Durch den Bruch der vorherigen Koalition und die politische Neuaufstellung besteht diese „regulatorische Lücke“ auch Anfang 2026 weiter. Folglich bleibt die Auslegung des Bundesdatenschutzgesetzes (BDSG) durch das BAG die primäre Rechtsquelle. Beobachter stellen fest: Dies zwingt die Arbeitsgerichte, die Keylogger-Präzedenzfälle auf immer ausgefeiltere, KI-gestützte Tools anzuwenden. Diese analysieren nicht nur Tastenanschläge, sondern in Echtzeit Stimmung, Engagement und Verfügbarkeit.
Instanzgerichte stärken Arbeitnehmerrechte
Aktuelle Entscheidungen der Landesarbeitsgerichte (LAG) haben den Schutz für Homeoffice-Beschäftigte weiter gefestigt. So urteilte das LAG Köln Ende 2024 und 2025, dass Arbeitgeber Homeoffice-Vereinbarungen nicht willkürlich widerrufen oder vage Compliance-Verstöße für schwerwiegende disziplinarische Maßnahmen nutzen dürfen.
Konkret betonte das Gericht: Der Widerruf mobiler Arbeitsrechte erfordert eine sorgfältige Interessenabwägung. Das Vertrauen der Beschäftigten auf bestehende Remote-Arbeitsregelungen hat dabei erhebliches Gewicht.
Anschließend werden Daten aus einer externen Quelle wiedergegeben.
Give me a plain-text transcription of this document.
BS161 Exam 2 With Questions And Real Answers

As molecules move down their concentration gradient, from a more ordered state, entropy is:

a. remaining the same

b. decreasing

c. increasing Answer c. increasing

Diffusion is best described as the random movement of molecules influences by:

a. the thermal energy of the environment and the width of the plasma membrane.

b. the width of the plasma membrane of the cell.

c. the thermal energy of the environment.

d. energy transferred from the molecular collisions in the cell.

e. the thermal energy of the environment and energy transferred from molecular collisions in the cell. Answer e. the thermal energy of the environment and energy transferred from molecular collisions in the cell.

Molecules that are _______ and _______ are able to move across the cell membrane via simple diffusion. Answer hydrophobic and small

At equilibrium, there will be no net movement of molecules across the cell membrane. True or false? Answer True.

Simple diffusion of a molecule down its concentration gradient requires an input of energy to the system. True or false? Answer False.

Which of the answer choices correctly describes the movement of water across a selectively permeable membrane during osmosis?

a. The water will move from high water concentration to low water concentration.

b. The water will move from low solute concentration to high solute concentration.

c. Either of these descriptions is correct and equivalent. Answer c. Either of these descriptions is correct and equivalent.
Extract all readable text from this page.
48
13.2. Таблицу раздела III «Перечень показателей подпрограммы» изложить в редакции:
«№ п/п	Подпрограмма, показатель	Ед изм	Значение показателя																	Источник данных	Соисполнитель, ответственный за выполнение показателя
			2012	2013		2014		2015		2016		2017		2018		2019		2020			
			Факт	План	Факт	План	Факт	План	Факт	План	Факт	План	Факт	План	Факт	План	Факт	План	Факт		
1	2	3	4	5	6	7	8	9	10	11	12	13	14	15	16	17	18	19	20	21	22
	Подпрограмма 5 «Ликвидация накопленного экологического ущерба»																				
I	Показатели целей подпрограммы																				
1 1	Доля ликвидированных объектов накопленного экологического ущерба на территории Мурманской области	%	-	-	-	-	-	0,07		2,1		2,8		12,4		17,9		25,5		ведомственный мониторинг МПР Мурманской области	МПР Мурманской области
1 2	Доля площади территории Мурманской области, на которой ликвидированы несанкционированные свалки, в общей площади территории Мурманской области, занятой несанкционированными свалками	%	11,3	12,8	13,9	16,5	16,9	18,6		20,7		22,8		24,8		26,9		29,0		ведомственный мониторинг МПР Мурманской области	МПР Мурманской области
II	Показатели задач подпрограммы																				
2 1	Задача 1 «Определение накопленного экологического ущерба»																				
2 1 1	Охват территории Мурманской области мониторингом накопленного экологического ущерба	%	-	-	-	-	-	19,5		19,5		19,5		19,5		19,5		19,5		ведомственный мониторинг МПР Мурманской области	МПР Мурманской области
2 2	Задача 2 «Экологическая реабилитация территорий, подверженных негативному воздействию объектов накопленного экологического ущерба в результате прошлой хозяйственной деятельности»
Das LAG München präzisierte Mitte 2025 die Rechte von Beschäftigten bei internen Compliance-Untersuchungen. Zwar haben Arbeitnehmer ein Einsichtsrecht in sie betreffende Berichte. Ein Anspruch auf vollständige Kopien besteht jedoch nicht, wenn dadurch die Rechte von Hinweisgebern verletzt werden. Diese Urteile signalisieren gemeinsam: Die Gerichte gewähren Arbeitgebern keine schrankenlose Kontrolle im Remote-Umfeld. Sie halten streng am Verhältnismäßigkeitsgrundsatz des Keylogger-Urteils von 2017 fest.
Ausblick: Betriebsräte in der Pflicht
Während sich Unternehmen auf die technischen Updates im Februar vorbereiten, sind Rechtsabteilungen zu rigorosen Datenschutz-Folgenabschätzungen aufgefordert. Die einhellige Meinung von Fachanwälten für Arbeitsrecht: Jedes Tool, das Mitarbeiterverhalten „leise“ tracken kann, muss am strengen „Verdachtsstandard“ des BAG gemessen werden.
Für das restliche Jahr 2026 dürfte der Fokus darauf liegen, wie Betriebsräte ihre Mitbestimmungsrechte nutzen, um die Einführung neuer Tracking-Funktionen zu blockieren oder zu modifizieren. Ohne ein neues Bundesgesetz am Horizont bleibt das „Richterrecht“ aus dem Keylogger-Verbot die entscheidende Barriere gegen den gläsernen Arbeitnehmer.